What is missing from the work I have read so far of FD are the contemporary literary and artistic references. This village is in a bubble where banal worries about who is going to marry (and trick) an elderly aristocrat are to the fore. Although there are references to light French novels like Dumas and constant quotes in French - these stand out because they are so isolated. I guess this is not surprising because FD himself was miles away from the literary milieu he had cultivated.

Yet in passing the number of "souls" -peasants - controlled by these figures is thrown about pretty lightly. The deference to the feudal structure, a constant them in FDs work, is there in spades in fact the whole plot revolves around it. The Prince even raises the issue of serf emancipation, one of FD's crimes in the eyes of the Tsarist state, before almost as quickly dismissing it - he speaks of being influenced by foreign ideas. And in a very unusual last chapter the issues of mortality are raised darkly and really out of kilter with the rest of the piece.

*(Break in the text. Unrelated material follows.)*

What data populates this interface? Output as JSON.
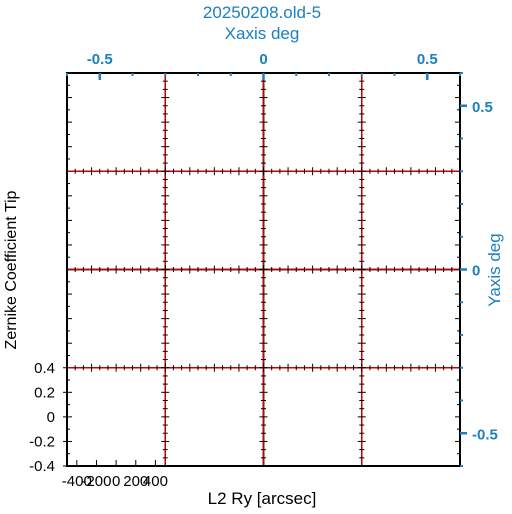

So all those things are touched on but I have to say it is actually funny - maybe unusually for a nineteenth century literary comedy. I could see some influence perhaps of Dickens whose jokes have not all stood the test of time. There is a funny line about a boring male character who often "looks blankly like a sheep that has seen a new gate" well it made me chuckle. And the plot whilst derivative is pretty well paced and structured for humour. Also in quite a modern way FD contrasts the lightness with quite dark and bitter ideas- Maria's essential prostitution of her daughter and her relationship with her husband is quite shockingly violently cruel.

So you could argue this got FD back in the saddle of published work and it's a good distraction for a few hours read. Also have to give word of praise to edition I picked up by Hesperus press. Lovely lay-out and good translation and introduction - published last year. I think it specialises in publishing more obscure literary works from the great writers. Lucky for me!